« L’arrêt de la vente de voitures essence et diesel à partir de 2035 n’est qu’une couverture. L’UE veut nous empêcher d’utiliser des voitures à moteur à combustion interne beaucoup plus tôt, en nous imposant la mise à la casse des véhicules obsolètes », c’est-à-dire ceux dont le « coût de réparation » dépasse la valeur marchande, soit parce que la voiture a manqué le contrôle technique national pendant deux ans, soit parce que le moteur ou la boîte de vitesses doivent être remplacés, soit parce que les freins et les éléments de direction sont trop usés ». Il a signalé ces derniers jours, l’eurodéputé de la Ligue, Isabella Tovaglieri. Des propos qui ont immédiatement fait le tour des réseaux sociaux, suscitant la polémique et ravivant l’accusation classique d’une « mauvaise » Europe qui veut s’en prendre aux citoyens au nom de l’environnementalisme (« encore une éco-folie », définit le parlementaire de la Ligue du Nord). Mais qu’est-ce qui est vrai » ?
Les règles
L’alarme lancée par Tovaglieri, il faut le dire immédiatement, n’est pas nouvelle : déjà ces derniers mois, sur divers comptes sociaux à travers le continent, dont beaucoup sont déjà connus pour diffuser de fausses nouvelles, des reconstitutions ont circulé sur le risque présumé d’enlèvements par des voitures les plus endommagées de l’UE. L’un des premiers fut un certain Peter Suède, dont poste sur X (anciennement Twitter), il a été visionné plus de 590 000 fois. Aujourd’hui comme hier, le doigt pointe une proposition de la Commission européenne datant de juillet dernier, le « Règlement pour la gestion des véhicules hors d’usage ».
Que dit cette proposition ? Il convient de noter qu’il existe déjà aujourd’hui des lois sur le sujet, en vigueur depuis vingt ans, les directives sur les véhicules hors d’usage et sur la réutilisation, la recyclabilité et la valorisation des voitures et pièces automobiles. Bruxelles souhaite mettre à jour ces règles : « Chaque année, plus de six millions de véhicules en Europe arrivent en fin de vie.
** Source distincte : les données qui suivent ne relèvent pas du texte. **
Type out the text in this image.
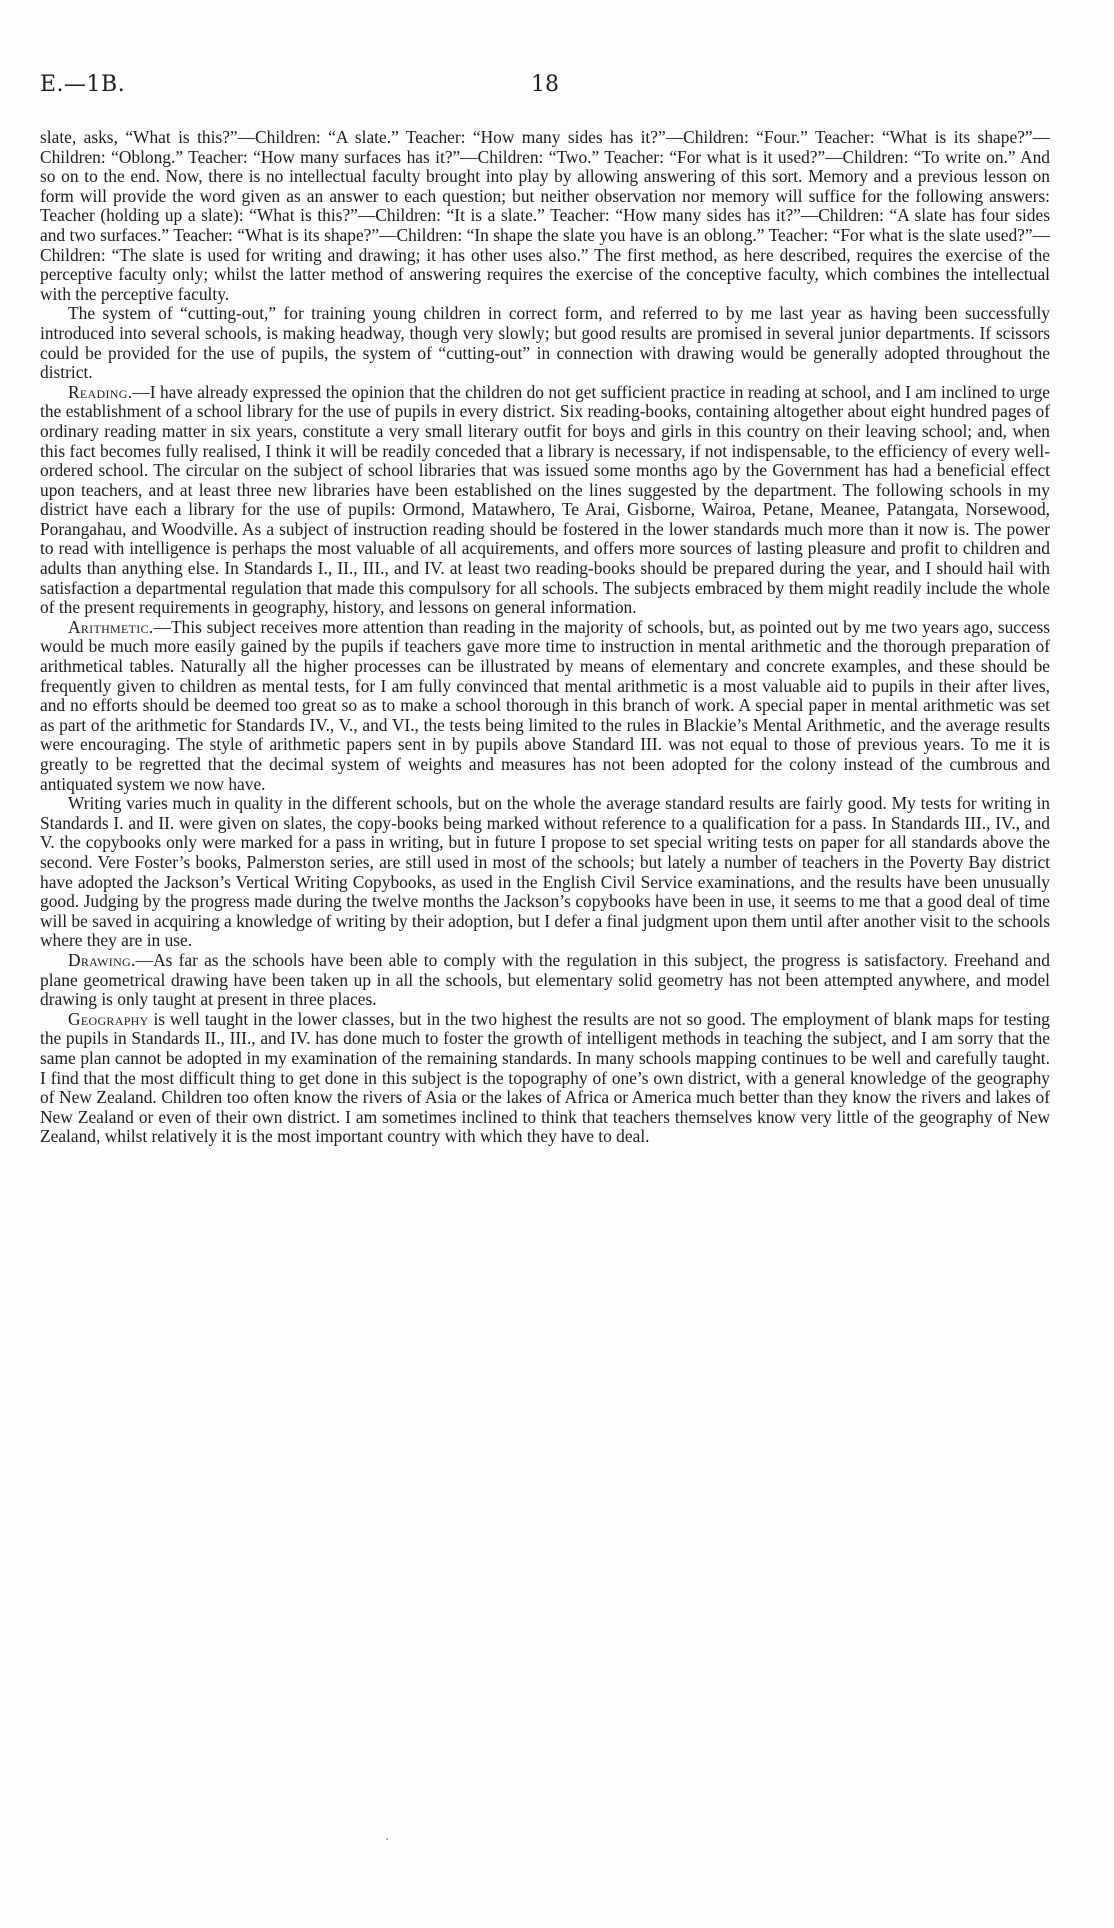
E.—1B.	18

slate, asks, “What is this?”—Children: “A slate.” Teacher: “How many sides has it?”—Children: “Four.” Teacher: “What is its shape?”—Children: “Oblong.” Teacher: “How many surfaces has it?”—Children: “Two.” Teacher: “For what is it used?”—Children: “To write on.” And so on to the end. Now, there is no intellectual faculty brought into play by allowing answering of this sort. Memory and a previous lesson on form will provide the word given as an answer to each question; but neither observation nor memory will suffice for the following answers: Teacher (holding up a slate): “What is this?”—Children: “It is a slate.” Teacher: “How many sides has it?”—Children: “A slate has four sides and two surfaces.” Teacher: “What is its shape?”—Children: “In shape the slate you have is an oblong.” Teacher: “For what is the slate used?”—Children: “The slate is used for writing and drawing; it has other uses also.” The first method, as here described, requires the exercise of the perceptive faculty only; whilst the latter method of answering requires the exercise of the conceptive faculty, which combines the intellectual with the perceptive faculty.

The system of “cutting-out,” for training young children in correct form, and referred to by me last year as having been successfully introduced into several schools, is making headway, though very slowly; but good results are promised in several junior departments. If scissors could be provided for the use of pupils, the system of “cutting-out” in connection with drawing would be generally adopted throughout the district.

Reading.—I have already expressed the opinion that the children do not get sufficient practice in reading at school, and I am inclined to urge the establishment of a school library for the use of pupils in every district. Six reading-books, containing altogether about eight hundred pages of ordinary reading matter in six years, constitute a very small literary outfit for boys and girls in this country on their leaving school; and, when this fact becomes fully realised, I think it will be readily conceded that a library is necessary, if not indispensable, to the efficiency of every well-ordered school. The circular on the subject of school libraries that was issued some months ago by the Government has had a beneficial effect upon teachers, and at least three new libraries have been established on the lines suggested by the department. The following schools in my district have each a library for the use of pupils: Ormond, Matawhero, Te Arai, Gisborne, Wairoa, Petane, Meanee, Patangata, Norsewood, Porangahau, and Woodville. As a subject of instruction reading should be fostered in the lower standards much more than it now is. The power to read with intelligence is perhaps the most valuable of all acquirements, and offers more sources of lasting pleasure and profit to children and adults than anything else. In Standards I., II., III., and IV. at least two reading-books should be prepared during the year, and I should hail with satisfaction a departmental regulation that made this compulsory for all schools. The subjects embraced by them might readily include the whole of the present requirements in geography, history, and lessons on general information.

Arithmetic.—This subject receives more attention than reading in the majority of schools, but, as pointed out by me two years ago, success would be much more easily gained by the pupils if teachers gave more time to instruction in mental arithmetic and the thorough preparation of arithmetical tables. Naturally all the higher processes can be illustrated by means of elementary and concrete examples, and these should be frequently given to children as mental tests, for I am fully convinced that mental arithmetic is a most valuable aid to pupils in their after lives, and no efforts should be deemed too great so as to make a school thorough in this branch of work. A special paper in mental arithmetic was set as part of the arithmetic for Standards IV., V., and VI., the tests being limited to the rules in Blackie’s Mental Arithmetic, and the average results were encouraging. The style of arithmetic papers sent in by pupils above Standard III. was not equal to those of previous years. To me it is greatly to be regretted that the decimal system of weights and measures has not been adopted for the colony instead of the cumbrous and antiquated system we now have.

Writing varies much in quality in the different schools, but on the whole the average standard results are fairly good. My tests for writing in Standards I. and II. were given on slates, the copy-books being marked without reference to a qualification for a pass. In Standards III., IV., and V. the copybooks only were marked for a pass in writing, but in future I propose to set special writing tests on paper for all standards above the second. Vere Foster’s books, Palmerston series, are still used in most of the schools; but lately a number of teachers in the Poverty Bay district have adopted the Jackson’s Vertical Writing Copybooks, as used in the English Civil Service examinations, and the results have been unusually good. Judging by the progress made during the twelve months the Jackson’s copybooks have been in use, it seems to me that a good deal of time will be saved in acquiring a knowledge of writing by their adoption, but I defer a final judgment upon them until after another visit to the schools where they are in use.

Drawing.—As far as the schools have been able to comply with the regulation in this subject, the progress is satisfactory. Freehand and plane geometrical drawing have been taken up in all the schools, but elementary solid geometry has not been attempted anywhere, and model drawing is only taught at present in three places.

Geography is well taught in the lower classes, but in the two highest the results are not so good. The employment of blank maps for testing the pupils in Standards II., III., and IV. has done much to foster the growth of intelligent methods in teaching the subject, and I am sorry that the same plan cannot be adopted in my examination of the remaining standards. In many schools mapping continues to be well and carefully taught. I find that the most difficult thing to get done in this subject is the topography of one’s own district, with a general knowledge of the geography of New Zealand. Children too often know the rivers of Asia or the lakes of Africa or America much better than they know the rivers and lakes of New Zealand or even of their own district. I am sometimes inclined to think that teachers themselves know very little of the geography of New Zealand, whilst relatively it is the most important country with which they have to deal.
Une gestion inadéquate des véhicules en fin de vie entraîne une perte de valeur et une pollution », explique-t-il dans un communiqué.
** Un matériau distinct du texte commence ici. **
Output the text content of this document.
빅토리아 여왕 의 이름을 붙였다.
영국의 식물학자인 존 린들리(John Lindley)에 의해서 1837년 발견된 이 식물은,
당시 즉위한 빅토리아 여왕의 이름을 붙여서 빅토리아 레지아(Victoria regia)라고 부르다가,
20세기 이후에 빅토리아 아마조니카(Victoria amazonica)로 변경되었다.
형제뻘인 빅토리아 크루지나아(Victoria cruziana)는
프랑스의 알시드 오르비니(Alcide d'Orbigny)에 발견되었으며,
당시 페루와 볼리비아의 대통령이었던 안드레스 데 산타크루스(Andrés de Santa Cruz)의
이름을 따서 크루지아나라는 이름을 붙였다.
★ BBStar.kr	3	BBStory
Obligations pour les producteurs
La proposition, en réalité, s’adresse principalement aux constructeurs, et non aux propriétaires de voitures : la Commission veut introduire des obligations dans la phase de construction (comme le seuil minimum de 25 % de plastique recyclé sur le total utilisé) qui permettraient de produire plus des véhicules « verts » et recyclables. Ce n’est pas un hasard si l’ACEA, le puissant lobby des constructeurs automobiles, a soulevé les premières inquiétudes, craignant les impacts sur leurs budgets résultant d’une utilisation accrue de matériaux recyclés.
Mise au rebut forcée ?
Pour ceux qui possèdent une voiture, les nouvelles mesures ne concernent pas tant la propriété elle-même que ce qui se passe lorsqu’ils souhaitent vendre leur véhicule. Dans le règlement, « rien ne peut empêcher les propriétaires de tout type de voiture, quel que soit son état, de tenter de la réparer ou de la faire réparer », précise le porte-parole de la Commission européenne des transports, Adalbert Jahnz. « Ce n’est que dans le cas de la vente d’une voiture – ajoute-t-il – que, dans ce règlement, il y a des règles qui permettront aux autorités de déterminer s’il s’agit effectivement d’une voiture (vendable, ndlr) ou d’un véhicule qui a atteint la fin de sa vie », explique.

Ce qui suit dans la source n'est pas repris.